Wednesday, August 24, 2011

Democrat-voting Conservatives

For some reason it is considered a bad thing that few minorities vote Republican. It's a failure of Republican outreach, or outright racism in the Republican Party.

Michael Medved tries a variant of this. He quotes the August 1 Gallup Poll that has 41 percent of American adults call themselves "conservative" against 21 percent that call themselves "liberal." How come then that President Obama won the 2008 election 53 percent to 47 percent? The reason is simple:

The voters who support Obama in spite of ideology are to a great extent black, Hispanic, and Asian conservatives who feel drawn to right-wing ideas but remain allergic to the Republican Party.

Even in 2010, "In national balloting for House seats, only 9 percent of black voters backed GOP candidates, along with 38 percent of Latinos and 40 percent of Asians."

(Wow! 38 percent of Hispanics and 40 percent of Asians? That's better than I thought.)

The reason for the low minority share for the GOP is usually attributed to white racism and the idea that the party is a "closed country club welcoming only elderly, white, Christian males." So what's the GOP going to do about it? Huh?

I think this misstates the problem. The reason that minorities vote Democratic is that the Democratic Party is a party that celebrates hyphenation. If you think of yourself more as black, or Hispanic, or gay, or feminist rather than American then the Democratic Party is the party for you. And nothing that Republicans can do will change that.

The Republican Party is the party of unhyphenated Americans, people who believe that if you get an education, get skills, work hard, and pay your taxes, then America will deliver. The Democratic Party is the party for people who believe that without governmental intervention, they are screwed.

The Republican notion is the counter-instinctive idea that grew up in the last half-millennium and is packaged in Adam Smith's idea of the "invisible hand." The natural human instinct is to trust in family and the kindred and the tribe, and to be suspicious of the chaps down the road who might launch a dawn raid on our village any day. Trust a stranger or a chap from a different ethnic group? You gotta be kidding. Yet the fact of the last 200 years is that you can trust strangers, usually. If you do, and if the stranger is indeed trustworthy then everyone benefits. And capitalism, down the decades, has developed pretty good ways of figuring out who is trustworthy and who is not.
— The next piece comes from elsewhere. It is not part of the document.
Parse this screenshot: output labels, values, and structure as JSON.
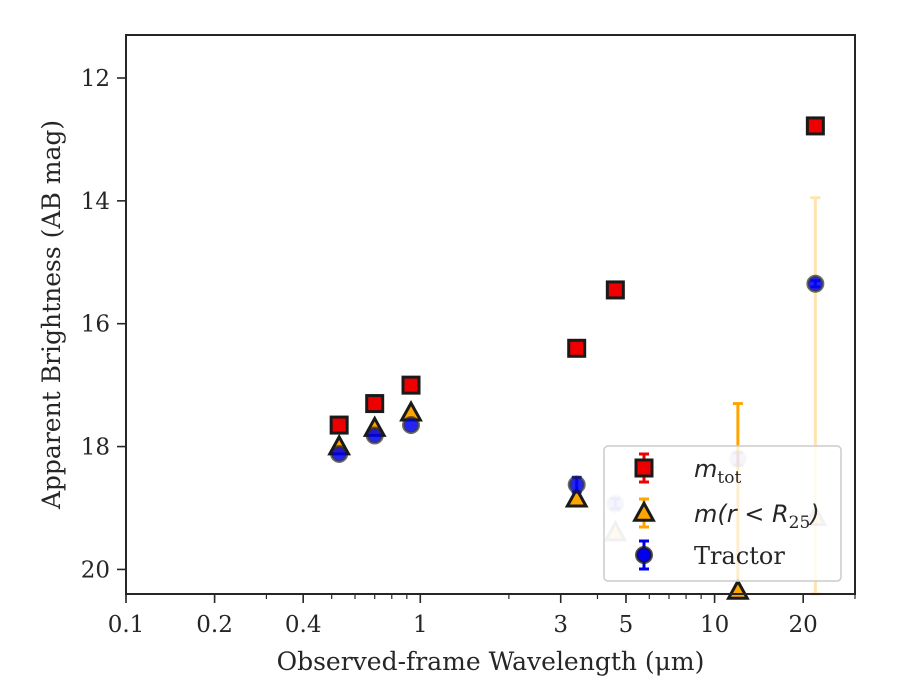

The two most Democratic groups are blacks and Jews. They are the folks that are the most scared of Republicans: blacks because Republicans are white and Jews because Republicans are Christian. They are scared because their leaders work constantly at making them scared. Any moment black leaders say, whites will break out the white sheets and turn back the clock on civil rights. Any moment, liberal Jewish leaders insist, Christians will start a new pogrom against the Jews. The current effort to brand the Tea Party as white, Christian, and racist is transparently part of this effort. The only way to make 90 percent of any group to agree on something is to scare them witless.

The way for Republicans to detoxify the brand has to lead through this shameless fear-mongering of black and liberal Jewish leaders. Shame the black and Jewish leaders and short-circuit their fear-mongering and you'll find the numbers moving in the Republican direction.
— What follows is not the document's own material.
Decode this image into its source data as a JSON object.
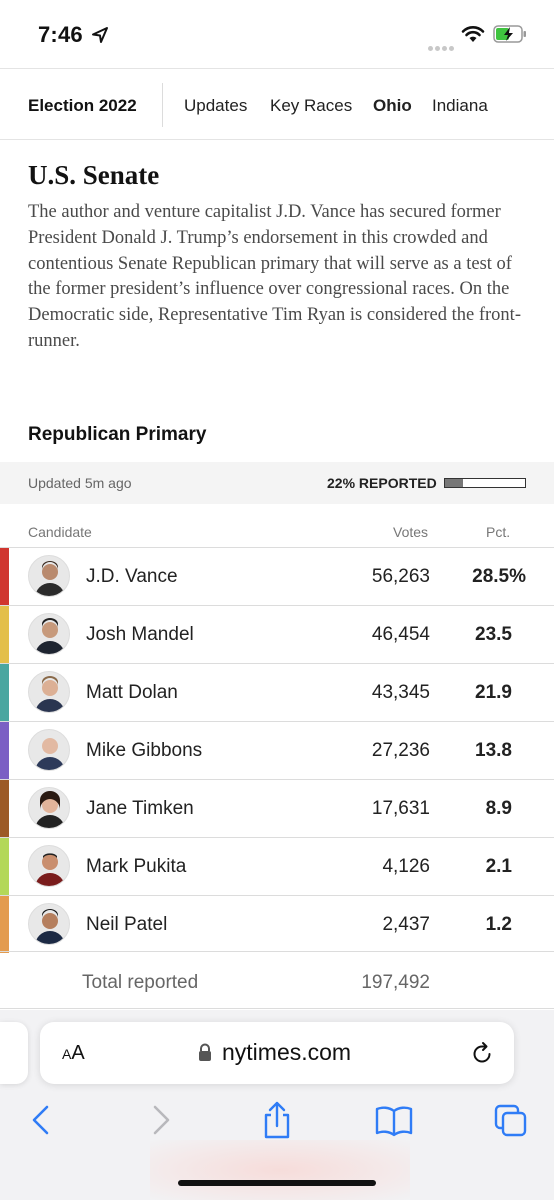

Let's ask a different question. Why is it that 38 percent of Hispanics and 40 percent of Asians voted GOP in 2010? Could it be that their leaders don't work night and day to frighten them off the Republicans?

1 comment:

  1. Fascinating. The party of hyphenated Americans. You are absolutely right. I completely understand why Asians and Hispanics lean away from the Republican party when all they ever see is Eric Cantor, Mitch McConnell and Boehner on their TVs. Hell, I don't want to be a Republican either... What choice do I have? Democrats lost me 30 years ago. I'd hoped the Tea Party movement would have broadened the appeal of the party (and maybe it has). But the media has done a first rate job of tainting the Tea Party as a moronic, racist, immigrant hating conservative sub-culture. So what can we do. It's a two party system and am not a Democrat or a hyphenated American.